My job is very global, meaning I constantly collaborate with people from across Europe, the USA and Asia. I feel that all of my international experience has really prepared me for my current position at Wärtsilä; it has given me language skills and the ability to communicate with people from differing backgrounds. Every day, I am in international surroundings, so adapting my behaviour to the context and group I am with has been useful.

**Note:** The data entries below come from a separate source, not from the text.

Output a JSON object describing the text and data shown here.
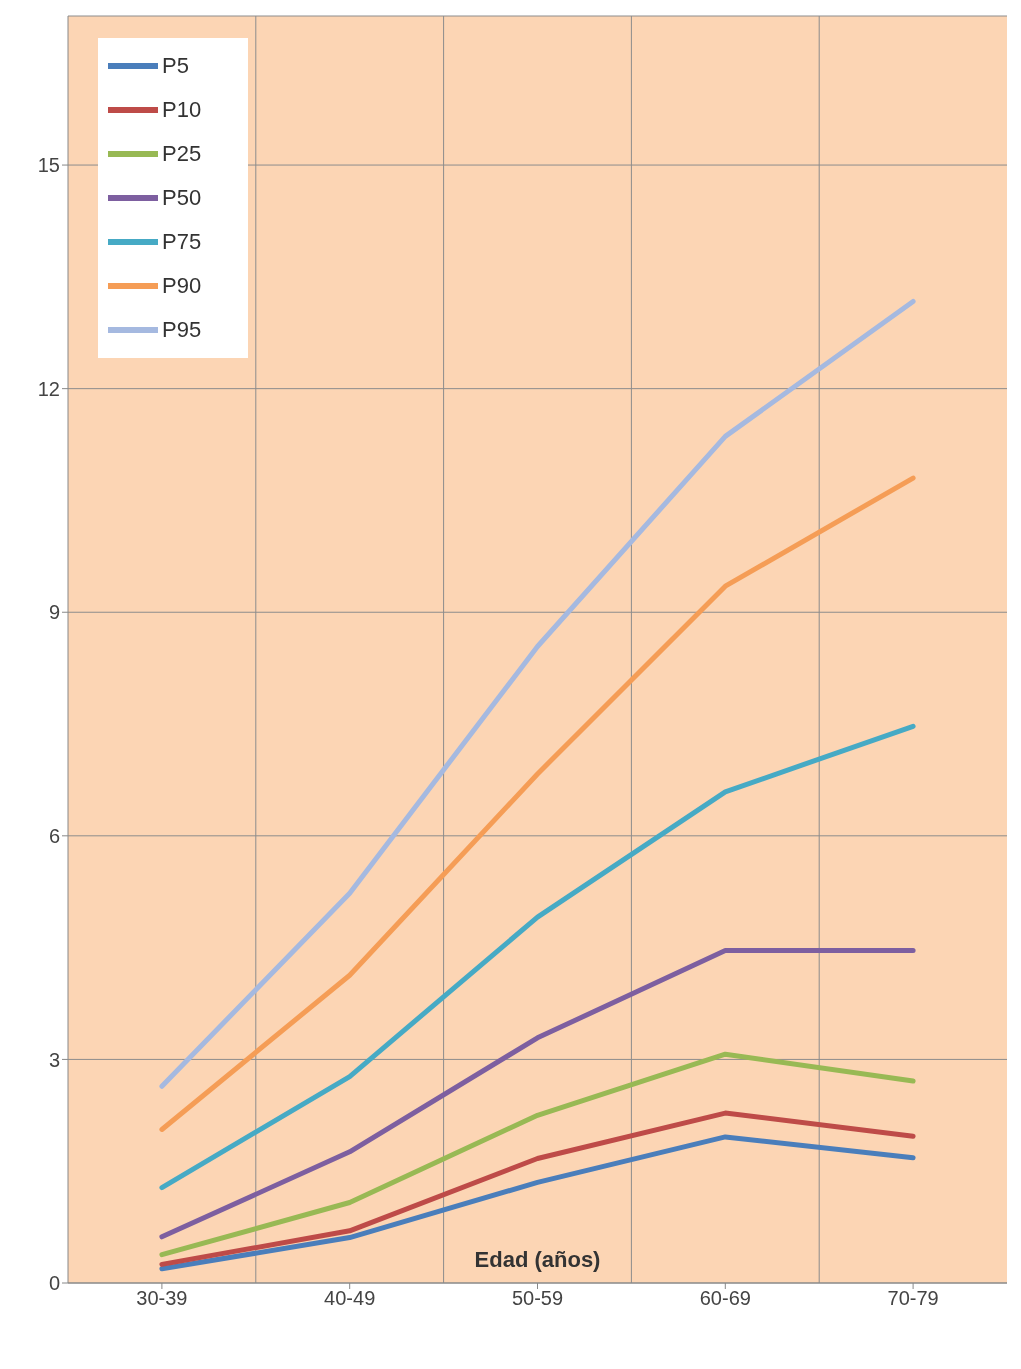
{
  "chart_data": {
    "type": "line",
    "xlabel": "Edad (años)",
    "categories": [
      "30-39",
      "40-49",
      "50-59",
      "60-69",
      "70-79"
    ],
    "series": [
      {
        "name": "P5",
        "color": "#4a7ebb",
        "values": [
          0.19,
          0.61,
          1.35,
          1.96,
          1.68
        ]
      },
      {
        "name": "P10",
        "color": "#be4b48",
        "values": [
          0.25,
          0.7,
          1.67,
          2.28,
          1.97
        ]
      },
      {
        "name": "P25",
        "color": "#98b954",
        "values": [
          0.38,
          1.08,
          2.25,
          3.07,
          2.71
        ]
      },
      {
        "name": "P50",
        "color": "#7d5fa0",
        "values": [
          0.62,
          1.76,
          3.29,
          4.46,
          4.46
        ]
      },
      {
        "name": "P75",
        "color": "#46aac5",
        "values": [
          1.28,
          2.77,
          4.91,
          6.59,
          7.47
        ]
      },
      {
        "name": "P90",
        "color": "#f59d56",
        "values": [
          2.06,
          4.13,
          6.83,
          9.35,
          10.8
        ]
      },
      {
        "name": "P95",
        "color": "#a5b9e0",
        "values": [
          2.64,
          5.23,
          8.54,
          11.36,
          13.17
        ]
      }
    ],
    "ylim": [
      0,
      17
    ],
    "yticks": [
      0,
      3,
      6,
      9,
      12,
      15
    ],
    "grid": true,
    "legend": "top left",
    "marker": "none",
    "line_style": "solid"
  }
}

I can also read between the lines a bit, sometimes what is said out loud is different from the actual meaning.
This type of “home internationality” has been an extremely interesting combination for me; working in an international community and then cycling back home where my relatives and in-laws live close by. I have these two entirely different worlds, connected by a bridge.
I find inspiration in everyone. That’s an idea that I have taught myself: every human has something interesting or unique about them. Every once in a while, you encounter people that you don’t see eye to eye with but even they have skills, views or something about them that is unique. Even though some things must be handled alone, I am very team-centric – be it at work, with family or in the sporting arena. My biggest values are transparency and honesty – even when it comes to mistakes. Communicating what didn’t work will also help the team move forward and develop.
I have a full-steam-ahead approach to life. I am easily excited and curious, and I constantly have a self-development project ongoing. Work is very important, as it’s a form of self-development and a source of inspiration for me. I feel my positivity and energy can be inspiring to others – I keep a folder in my email about successes and good feedback, so I have that to look back to when things get challenging.
One of the important attitudes I have is to take on tasks that are a little more challenging than I think I can do. Then, I learn the skills and tools needed and, if it doesn’t work, we at least know what not to do! But when people listen to me and trust my expertise, that gives me a lot of confidence.
It’s important to dream – every day I write down my dreams and aspirations into a little golden journal. If there’s one thing I could teach others, it would be not to hold yourself back. You’d be surprised at what you can do when you don’t set yourself limits.